By Mulengera Reporters
A story on the state-owned The New Times website clearly shows Rwandans are angry with their long-time ally Andrew Mwenda and equally so with Eng Winnie Byanyima, the wife of opposition veteran leader Col Kizza Besigye. Like in the case of Mwenda, Rwandans accuse the Oxfam boss of losing courage to criticize President Museveni’s mismanagement of the Rwandan question.
Titled “Uganda-Rwanda Crisis: Andrew Mwenda can no longer feign neutrality,” the story (bearing the email contact of the editor) protests the substance carried in Mwenda’s last week piece in his “The Last Word” column under his Independent news magazine. In the 1000 word story (titled Uganda & Rwanda’s slippery slope), Mwenda gave his views on the ever-escalating animosity between Kampala and Kigali. He concluded that the two Presidents are equally culpable.
It was a cautious piece in which sought to please the two belligerents but (as we now know) has ended up appeasing none because even in Uganda, there are many who felt he wasn’t adequately hard on Kigali.
The story focused on the growing inevitability of military confrontation between the two countries and justification for this Mwenda conclusion was that the recent killing of two people by Rwandans on the Ugandan side of the border made Kampala justified to prepare for even worse. Mwenda’s argument was that the danger with such incidences (minor as they might be) is that both sides begin acting in anxiety and fear increasing the likelihood of one acting or ordering an action and regret later when better facts emerge.
In their The New Times missive, the Rwandans argue that Mwenda knows much more regarding the aggressiveness and indifference with which Kampala has always responded to their concerns. That there are long term grievances, over which Kampala has control, which have caused deterioration of relations to where they are now than the last week border incidence. They are angry Mwenda appeared as if he has already forgotten these very things he previously wrote about very eloquently.
Their view is Mwenda should have dwelt more on those like he did in an earlier opinion piece on the Uganda-Rwanda conflict his magazine published last year. The Rwandans wonder what has made Mwenda forget about his earlier well-articulated views in which he showed the 10 Rwandan grievances which Kampala hadn’t satisfactorily responded to. They fall short of accusing Kampala of being the invisible hand behind Mwenda’s latest missive.
It’s clear from their missive that Rwandans feel betrayed Mwenda knows much more than he disclosed in his impugned article. They write him off as one who no longer has the moral authority to claim being a neutral arbiter or observer in the Kampala-Kigali rift. The Rwandans also claim Mwenda suffers from “selective amnesia.”

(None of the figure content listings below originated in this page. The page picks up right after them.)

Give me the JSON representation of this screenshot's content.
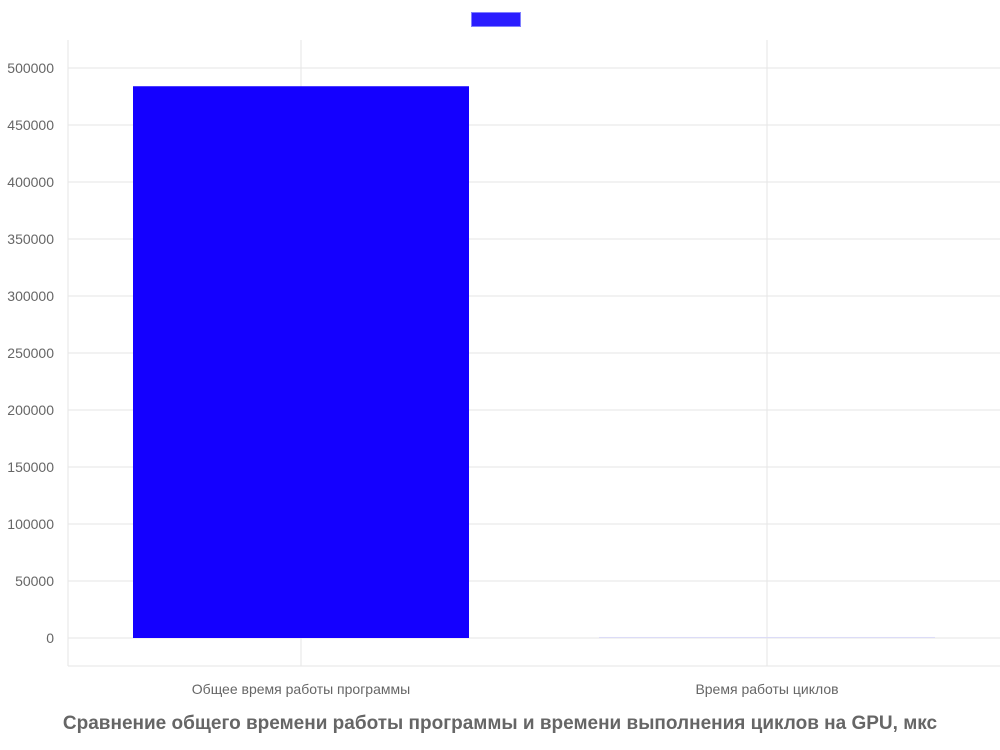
{
  "chart_data": {
    "type": "bar",
    "title": "Сравнение общего времени работы программы и времени выполнения циклов на GPU, мкс",
    "categories": [
      "Общее время работы программы",
      "Время работы циклов"
    ],
    "series": [
      {
        "values": [
          484000,
          900
        ],
        "colors": [
          "#1400ff",
          "#dcdcf7"
        ]
      }
    ],
    "legend_color": "#2a1dff",
    "legend_position": "top",
    "ylim": [
      0,
      500000
    ],
    "yticks": [
      0,
      50000,
      100000,
      150000,
      200000,
      250000,
      300000,
      350000,
      400000,
      450000,
      500000
    ],
    "ytick_labels": [
      "0",
      "50000",
      "100000",
      "150000",
      "200000",
      "250000",
      "300000",
      "350000",
      "400000",
      "450000",
      "500000"
    ],
    "grid": true,
    "colors": {
      "grid": "#e5e5e5",
      "tick_text": "#666666",
      "title_text": "#666666"
    }
  }
}
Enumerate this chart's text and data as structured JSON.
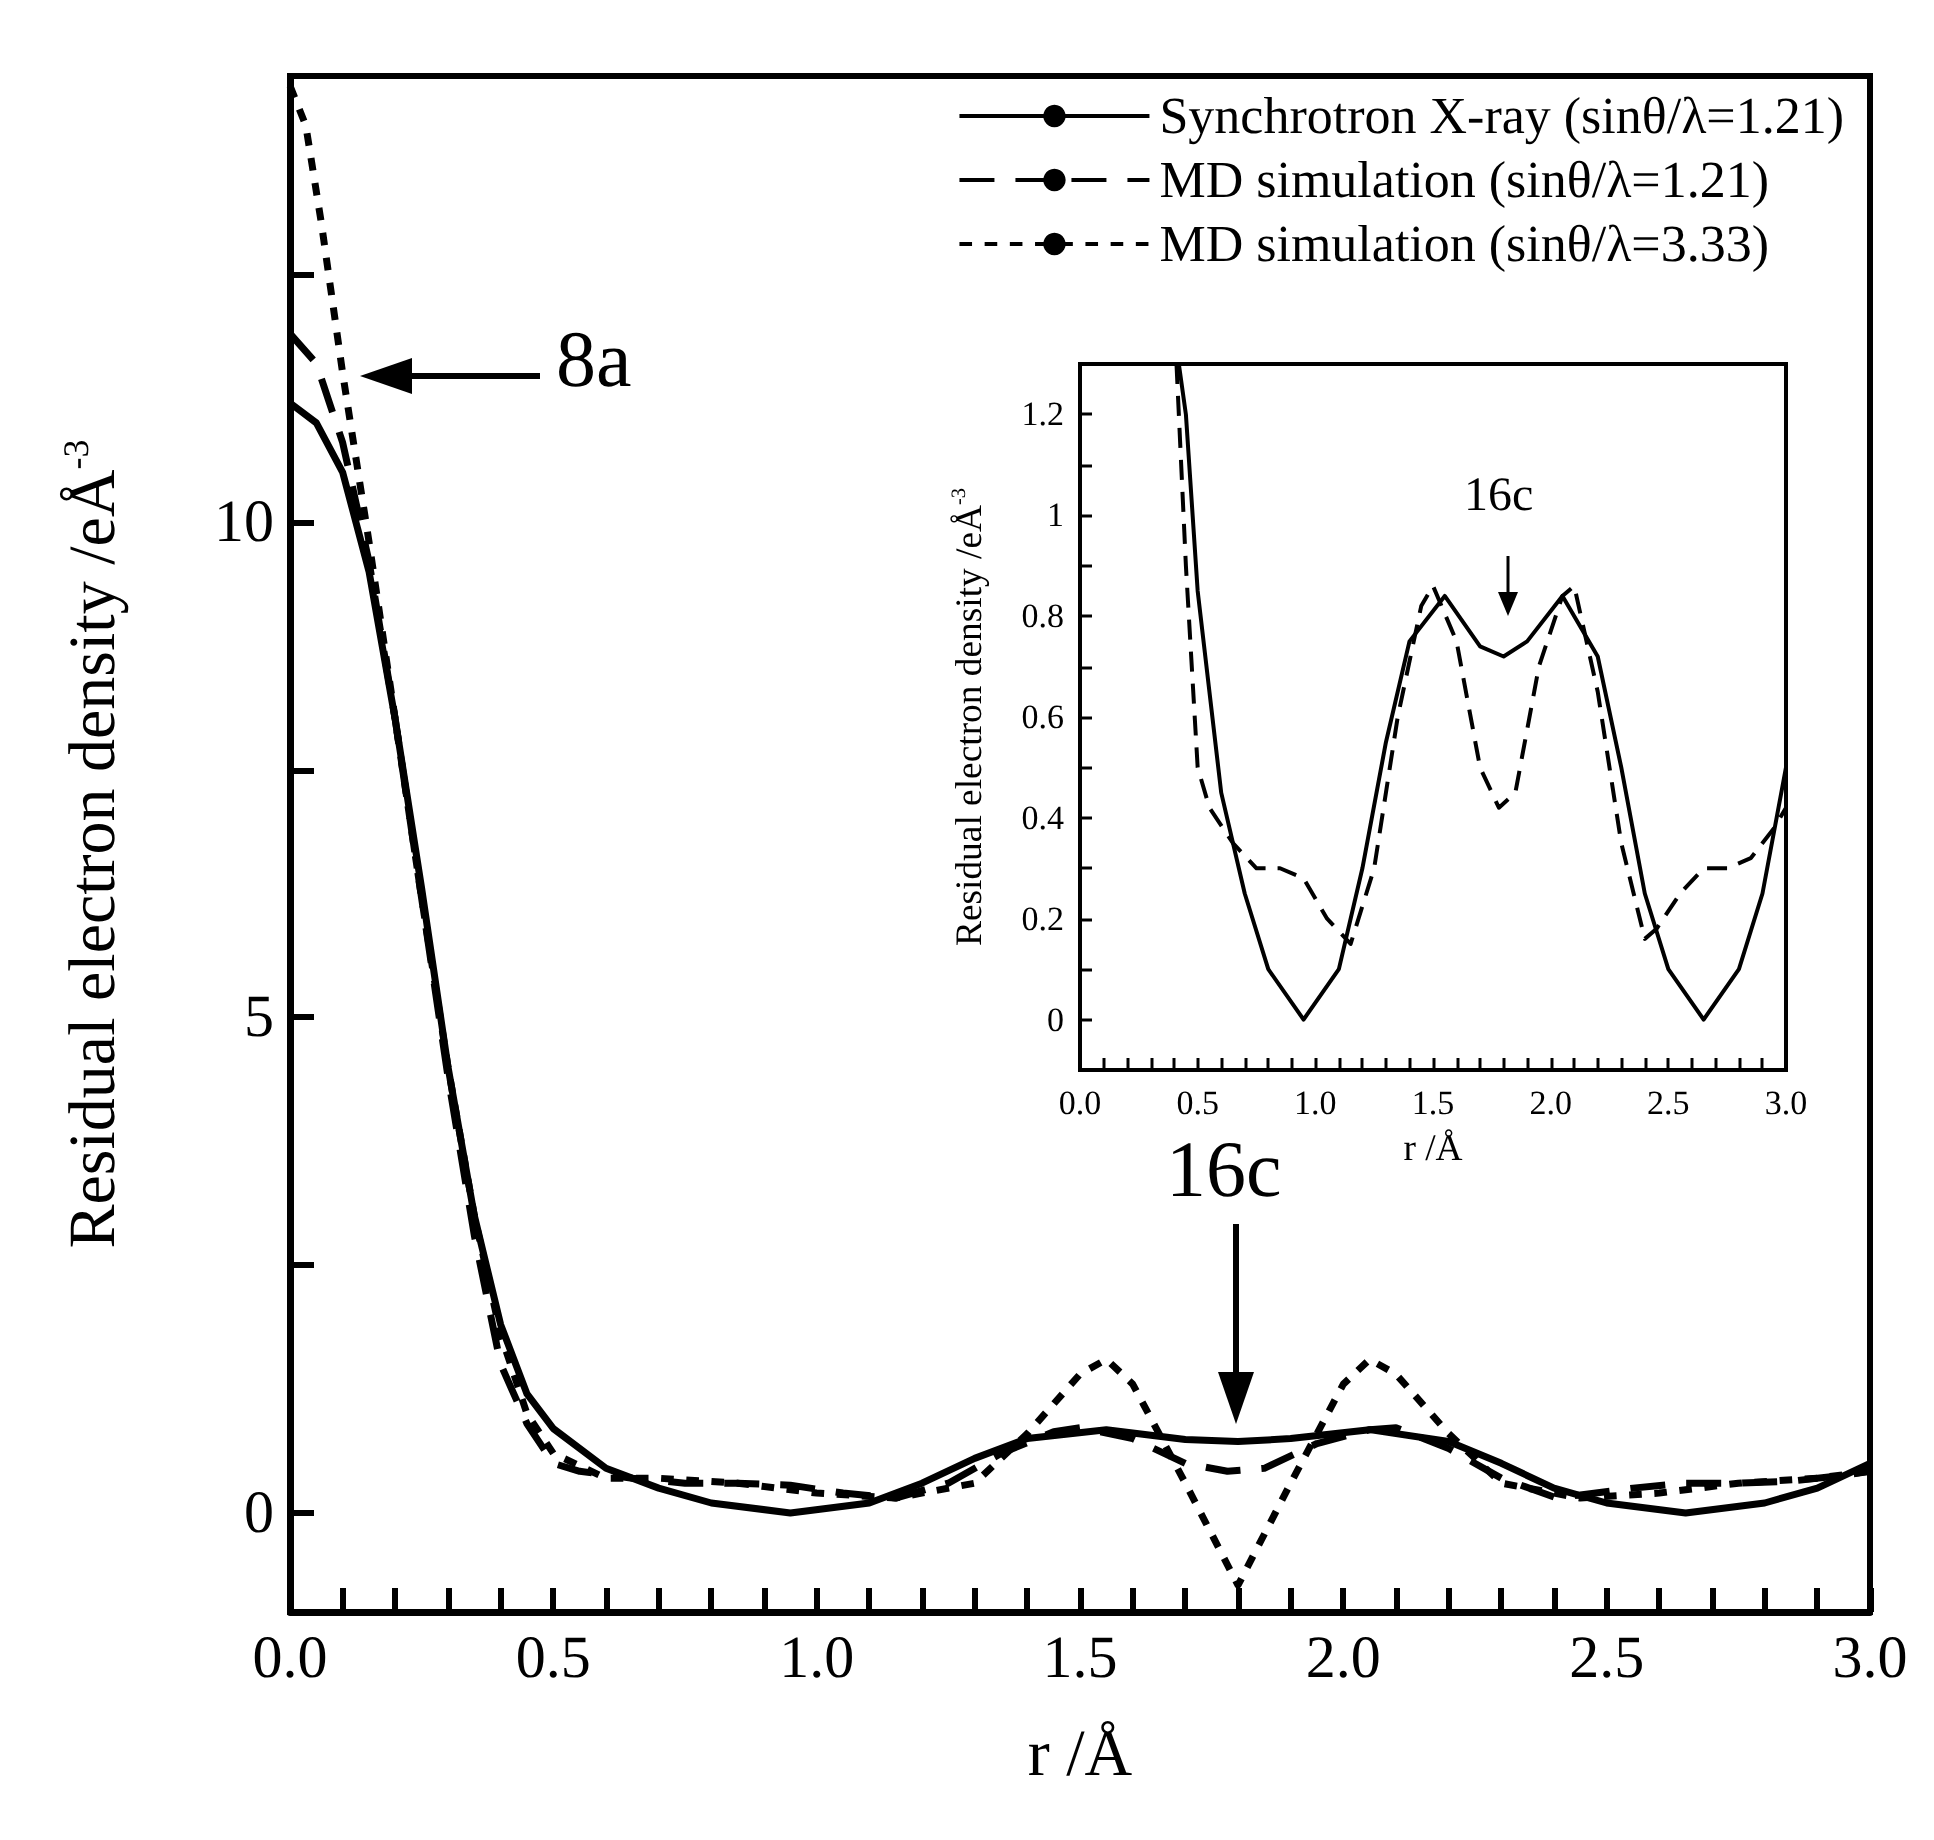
{
  "chart_data": [
    {
      "type": "line",
      "xlabel": "r /Å",
      "ylabel": "Residual electron density /eÅ$^{-3}$",
      "xlim": [
        0,
        3
      ],
      "ylim": [
        -1,
        14.5
      ],
      "xticks": [
        {
          "value": 0,
          "label": "0.0"
        },
        {
          "value": 0.1,
          "label": null
        },
        {
          "value": 0.2,
          "label": null
        },
        {
          "value": 0.3,
          "label": null
        },
        {
          "value": 0.4,
          "label": null
        },
        {
          "value": 0.5,
          "label": "0.5"
        },
        {
          "value": 0.6,
          "label": null
        },
        {
          "value": 0.7,
          "label": null
        },
        {
          "value": 0.8,
          "label": null
        },
        {
          "value": 0.9,
          "label": null
        },
        {
          "value": 1,
          "label": "1.0"
        },
        {
          "value": 1.1,
          "label": null
        },
        {
          "value": 1.2,
          "label": null
        },
        {
          "value": 1.3,
          "label": null
        },
        {
          "value": 1.4,
          "label": null
        },
        {
          "value": 1.5,
          "label": "1.5"
        },
        {
          "value": 1.6,
          "label": null
        },
        {
          "value": 1.7,
          "label": null
        },
        {
          "value": 1.8,
          "label": null
        },
        {
          "value": 1.9,
          "label": null
        },
        {
          "value": 2,
          "label": "2.0"
        },
        {
          "value": 2.1,
          "label": null
        },
        {
          "value": 2.2,
          "label": null
        },
        {
          "value": 2.3,
          "label": null
        },
        {
          "value": 2.4,
          "label": null
        },
        {
          "value": 2.5,
          "label": "2.5"
        },
        {
          "value": 2.6,
          "label": null
        },
        {
          "value": 2.7,
          "label": null
        },
        {
          "value": 2.8,
          "label": null
        },
        {
          "value": 2.9,
          "label": null
        },
        {
          "value": 3,
          "label": "3.0"
        }
      ],
      "yticks": [
        0,
        {
          "value": 2.5,
          "label": null
        },
        5,
        {
          "value": 7.5,
          "label": null
        },
        10,
        {
          "value": 12.5,
          "label": null
        }
      ],
      "legend": "top right",
      "annotations": [
        "8a",
        "16c"
      ],
      "series": [
        {
          "name": "Synchrotron X-ray (sinθ/λ=1.21)",
          "color": "#000000",
          "line_style": "solid",
          "x": [
            0,
            0.05,
            0.1,
            0.15,
            0.2,
            0.25,
            0.3,
            0.35,
            0.4,
            0.45,
            0.5,
            0.6,
            0.7,
            0.8,
            0.95,
            1.1,
            1.2,
            1.3,
            1.4,
            1.55,
            1.7,
            1.8,
            1.9,
            2.05,
            2.2,
            2.3,
            2.4,
            2.5,
            2.65,
            2.8,
            2.9,
            3
          ],
          "values": [
            11.2,
            11,
            10.5,
            9.5,
            8,
            6.3,
            4.5,
            3,
            1.9,
            1.2,
            0.85,
            0.45,
            0.25,
            0.1,
            0,
            0.1,
            0.3,
            0.55,
            0.75,
            0.84,
            0.74,
            0.72,
            0.75,
            0.84,
            0.72,
            0.5,
            0.25,
            0.1,
            0,
            0.1,
            0.25,
            0.5
          ]
        },
        {
          "name": "MD simulation (sinθ/λ=1.21)",
          "color": "#000000",
          "line_style": "dashed",
          "x": [
            0,
            0.05,
            0.1,
            0.15,
            0.2,
            0.25,
            0.3,
            0.35,
            0.4,
            0.45,
            0.5,
            0.55,
            0.65,
            0.75,
            0.85,
            0.95,
            1.05,
            1.15,
            1.25,
            1.35,
            1.45,
            1.5,
            1.6,
            1.7,
            1.78,
            1.85,
            1.95,
            2.05,
            2.1,
            2.2,
            2.3,
            2.4,
            2.45,
            2.55,
            2.65,
            2.75,
            2.85,
            2.95,
            3
          ],
          "values": [
            11.9,
            11.6,
            10.8,
            9.6,
            8,
            6.2,
            4.4,
            2.8,
            1.5,
            0.9,
            0.5,
            0.42,
            0.35,
            0.3,
            0.3,
            0.28,
            0.2,
            0.15,
            0.3,
            0.6,
            0.82,
            0.86,
            0.75,
            0.5,
            0.42,
            0.45,
            0.7,
            0.84,
            0.86,
            0.65,
            0.35,
            0.16,
            0.18,
            0.25,
            0.3,
            0.3,
            0.32,
            0.38,
            0.42
          ]
        },
        {
          "name": "MD simulation (sinθ/λ=3.33)",
          "color": "#000000",
          "line_style": "dotted",
          "x": [
            0,
            0.03,
            0.06,
            0.1,
            0.15,
            0.2,
            0.25,
            0.3,
            0.35,
            0.4,
            0.45,
            0.5,
            0.6,
            0.7,
            0.85,
            1,
            1.15,
            1.3,
            1.4,
            1.5,
            1.55,
            1.6,
            1.7,
            1.8,
            1.9,
            2,
            2.05,
            2.1,
            2.2,
            2.3,
            2.45,
            2.6,
            2.75,
            2.9,
            3
          ],
          "values": [
            14.4,
            14,
            13,
            11.5,
            9.8,
            8,
            6.2,
            4.5,
            3,
            1.8,
            1,
            0.6,
            0.35,
            0.35,
            0.3,
            0.2,
            0.15,
            0.3,
            0.8,
            1.4,
            1.55,
            1.3,
            0.3,
            -0.73,
            0.3,
            1.3,
            1.55,
            1.4,
            0.8,
            0.3,
            0.15,
            0.2,
            0.3,
            0.35,
            0.42
          ]
        }
      ]
    },
    {
      "type": "line",
      "xlabel": "r /Å",
      "ylabel": "Residual electron density /eÅ$^{-3}$",
      "xlim": [
        0,
        3
      ],
      "ylim": [
        -0.1,
        1.3
      ],
      "xticks": [
        {
          "value": 0,
          "label": "0.0"
        },
        {
          "value": 0.1,
          "label": null
        },
        {
          "value": 0.2,
          "label": null
        },
        {
          "value": 0.3,
          "label": null
        },
        {
          "value": 0.4,
          "label": null
        },
        {
          "value": 0.5,
          "label": "0.5"
        },
        {
          "value": 0.6,
          "label": null
        },
        {
          "value": 0.7,
          "label": null
        },
        {
          "value": 0.8,
          "label": null
        },
        {
          "value": 0.9,
          "label": null
        },
        {
          "value": 1,
          "label": "1.0"
        },
        {
          "value": 1.1,
          "label": null
        },
        {
          "value": 1.2,
          "label": null
        },
        {
          "value": 1.3,
          "label": null
        },
        {
          "value": 1.4,
          "label": null
        },
        {
          "value": 1.5,
          "label": "1.5"
        },
        {
          "value": 1.6,
          "label": null
        },
        {
          "value": 1.7,
          "label": null
        },
        {
          "value": 1.8,
          "label": null
        },
        {
          "value": 1.9,
          "label": null
        },
        {
          "value": 2,
          "label": "2.0"
        },
        {
          "value": 2.1,
          "label": null
        },
        {
          "value": 2.2,
          "label": null
        },
        {
          "value": 2.3,
          "label": null
        },
        {
          "value": 2.4,
          "label": null
        },
        {
          "value": 2.5,
          "label": "2.5"
        },
        {
          "value": 2.6,
          "label": null
        },
        {
          "value": 2.7,
          "label": null
        },
        {
          "value": 2.8,
          "label": null
        },
        {
          "value": 2.9,
          "label": null
        },
        {
          "value": 3,
          "label": "3.0"
        }
      ],
      "yticks": [
        0,
        {
          "value": 0.1,
          "label": null
        },
        0.2,
        {
          "value": 0.3,
          "label": null
        },
        0.4,
        {
          "value": 0.5,
          "label": null
        },
        0.6,
        {
          "value": 0.7,
          "label": null
        },
        0.8,
        {
          "value": 0.9,
          "label": null
        },
        1,
        {
          "value": 1.1,
          "label": null
        },
        1.2
      ],
      "annotations": [
        "16c"
      ],
      "series": [
        {
          "color": "#000000",
          "line_style": "solid",
          "x": [
            0.42,
            0.45,
            0.5,
            0.6,
            0.7,
            0.8,
            0.95,
            1.1,
            1.2,
            1.3,
            1.4,
            1.55,
            1.7,
            1.8,
            1.9,
            2.05,
            2.2,
            2.3,
            2.4,
            2.5,
            2.65,
            2.8,
            2.9,
            3
          ],
          "values": [
            1.3,
            1.2,
            0.85,
            0.45,
            0.25,
            0.1,
            0,
            0.1,
            0.3,
            0.55,
            0.75,
            0.84,
            0.74,
            0.72,
            0.75,
            0.84,
            0.72,
            0.5,
            0.25,
            0.1,
            0,
            0.1,
            0.25,
            0.5
          ]
        },
        {
          "color": "#000000",
          "line_style": "dashed",
          "x": [
            0.41,
            0.45,
            0.5,
            0.55,
            0.65,
            0.75,
            0.85,
            0.95,
            1.05,
            1.15,
            1.25,
            1.35,
            1.45,
            1.5,
            1.6,
            1.7,
            1.78,
            1.85,
            1.95,
            2.05,
            2.1,
            2.2,
            2.3,
            2.4,
            2.45,
            2.55,
            2.65,
            2.75,
            2.85,
            2.95,
            3
          ],
          "values": [
            1.3,
            0.9,
            0.5,
            0.42,
            0.35,
            0.3,
            0.3,
            0.28,
            0.2,
            0.15,
            0.3,
            0.6,
            0.82,
            0.86,
            0.75,
            0.5,
            0.42,
            0.45,
            0.7,
            0.84,
            0.86,
            0.65,
            0.35,
            0.16,
            0.18,
            0.25,
            0.3,
            0.3,
            0.32,
            0.38,
            0.42
          ]
        }
      ]
    }
  ]
}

Bylined Gerald Mbanda, the article condemns Mwenda for losing courage with which he used to speak against Uganda’s aggressive acts towards Rwanda. They liken Mwenda to Winnie Byanyima who they praise for criticizing Museveni on the Rwanda question in 2001 but has since made a U-turn. They express resentment at Byanyima’s recent utterances which were critical of Kigali regarding the latest fallout. They article
“The loss of courage by Andrew Mwenda and Winnie Byanyima to name things as they actually are is the real tragedy here not the specious prediction of an alleged inevitability of war. This is nowhere on the cards,” the article concludes. It’s just the latest in a series of many articles the Rwandan media has been outing criticizing officials on the Ugandan side.